Beaugency, ein kleines mittelalterliches Städtchen. Die Gassen liebevoll herausgeputzt. Ein Platz mit einer Brasserie und einige kleine Restaurants und Hotels… also alles andere wie Apotheke, Metzger, Optiker und Bäcker sind selbstverständlich auch vorhanden… es lebt, das ist wichtig. Ein Hotel ist schnell gefunden. Hotel la Licorne, mit Pub, dass von 16:00 bis 1:00 Uhr geöffnet hat… damit was läuft und den Erwartungen entspricht…

Nach 35 km bin ich nicht müde, dusche, packe meinen Rucksack und durchstreife das Städtchen, setz mich mit meinem iPad in die Brasserie und schreibe an meinem Tagebuch. Wer meine Einträge verfolgt merkt, dass ich nicht immer ganz á jours bin. Mit schreiben bin ich gar nicht schlecht, mach ich mit Evernote und kann ich überall und jederzeit, aber der Upload vor allem der Bilder braucht Zeit und vor allem einen ftp-Zugang, der nicht immer vorhanden, deshalb das verzögerte Erscheinen.
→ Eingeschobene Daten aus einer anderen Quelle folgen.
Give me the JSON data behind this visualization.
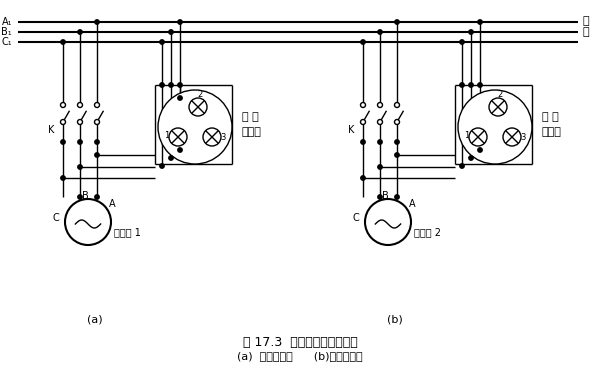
{
  "title": "图 17.3  三相同步发电机整步",
  "subtitle": "(a)  灯光明暗法      (b)灯光旋转法",
  "label_a": "(a)",
  "label_b": "(b)",
  "bg_color": "#ffffff",
  "line_color": "#000000",
  "sync_line1": "同 步",
  "sync_line2": "指示灯",
  "gen1_label": "发电机 1",
  "gen2_label": "发电机 2",
  "k_label": "K",
  "c_label": "C",
  "b_label": "B",
  "a_label": "A",
  "elec_label": "电",
  "net_label": "网",
  "bus_a": "A₁",
  "bus_b": "B₁",
  "bus_c": "C₁"
}
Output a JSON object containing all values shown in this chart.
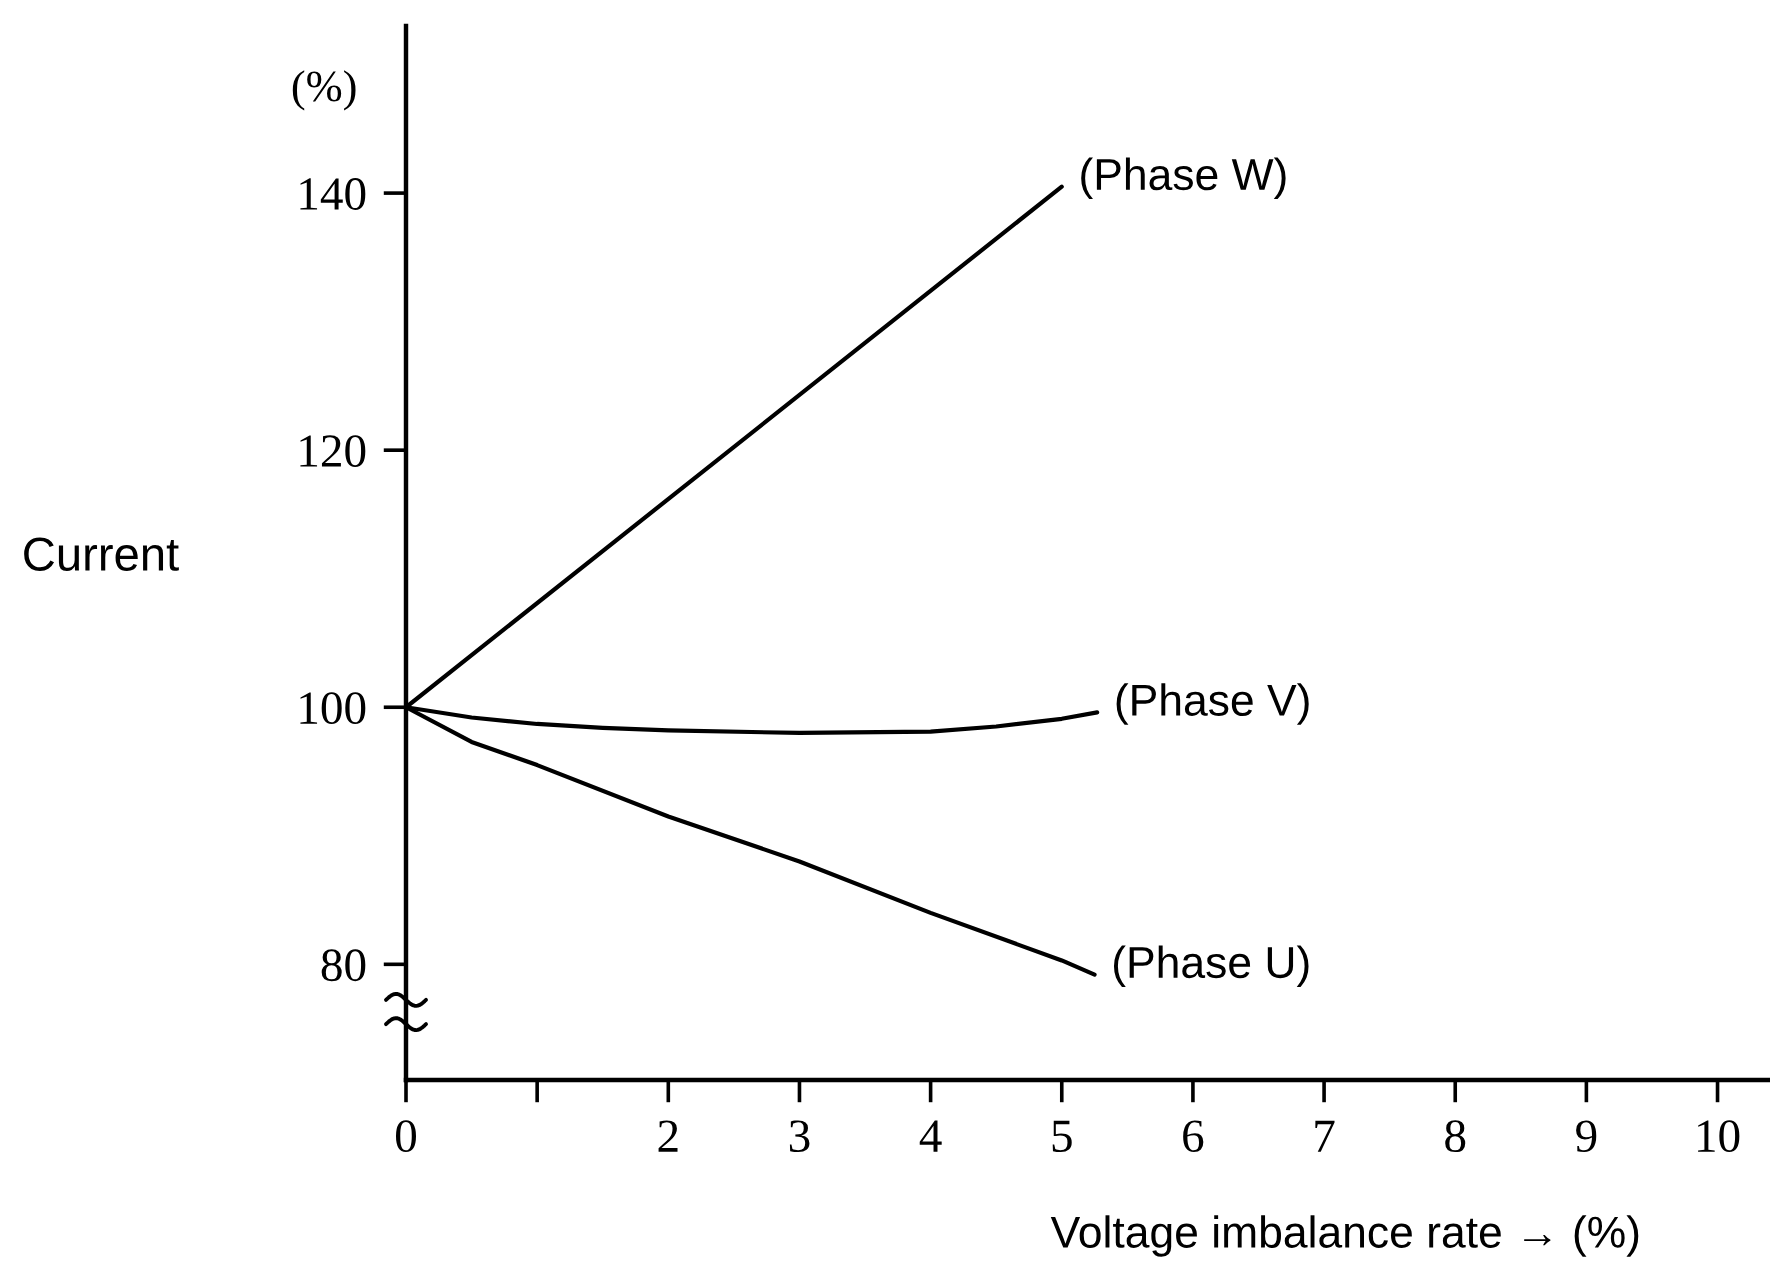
{
  "chart_data": {
    "type": "line",
    "xlabel": "Voltage imbalance rate → (%)",
    "ylabel": "Current",
    "annotations": [
      "(%)"
    ],
    "xlim": [
      0,
      10.4
    ],
    "xticks": [
      0,
      {
        "value": 1,
        "label": null
      },
      2,
      3,
      4,
      5,
      6,
      7,
      8,
      9,
      10
    ],
    "ylim": [
      71,
      153
    ],
    "yticks": [
      80,
      100,
      120,
      140
    ],
    "grid": false,
    "legend": false,
    "marker": "none",
    "line_style": "solid",
    "series": [
      {
        "name": "(Phase W)",
        "color": "#000000",
        "x": [
          0,
          5.0
        ],
        "values": [
          100,
          140.5
        ]
      },
      {
        "name": "(Phase V)",
        "color": "#000000",
        "x": [
          0,
          0.5,
          1,
          1.5,
          2,
          3,
          4,
          4.5,
          5,
          5.27
        ],
        "values": [
          100,
          99.2,
          98.7,
          98.4,
          98.2,
          98.0,
          98.1,
          98.5,
          99.1,
          99.6
        ]
      },
      {
        "name": "(Phase U)",
        "color": "#000000",
        "x": [
          0,
          0.5,
          1,
          2,
          3,
          4,
          5,
          5.25
        ],
        "values": [
          100,
          97.3,
          95.5,
          91.5,
          88,
          84,
          80.3,
          79.2
        ]
      }
    ]
  }
}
Gegen vier trifft dann Beat ein, erzählt mir was ich verpasst habe, vor allem die Kathedrale war beeindruckend, was ich mir gut vorstellen kann, aber mann kann nicht alles haben.

Nach Hoteleinweisung, Dusche ect. spazieren wir durchs Städtchen, setzen uns auf eine Bank an die Loire und lesen.

Apéritif und Abendessen in der Brasserie auf dem Platz… nehme doch eine Pizza und sie ist diesmal wirklich gut! Den Pub unseres Hotels lassen wir uns natürlich nicht entgehen. Bis jetzt ist noch kein bisschen von diesen heftigen Gewittern zu spüren, hören oder sehen. Der Himmel im Westen vielleicht etwas bewölkt… na, warten wir’s ab.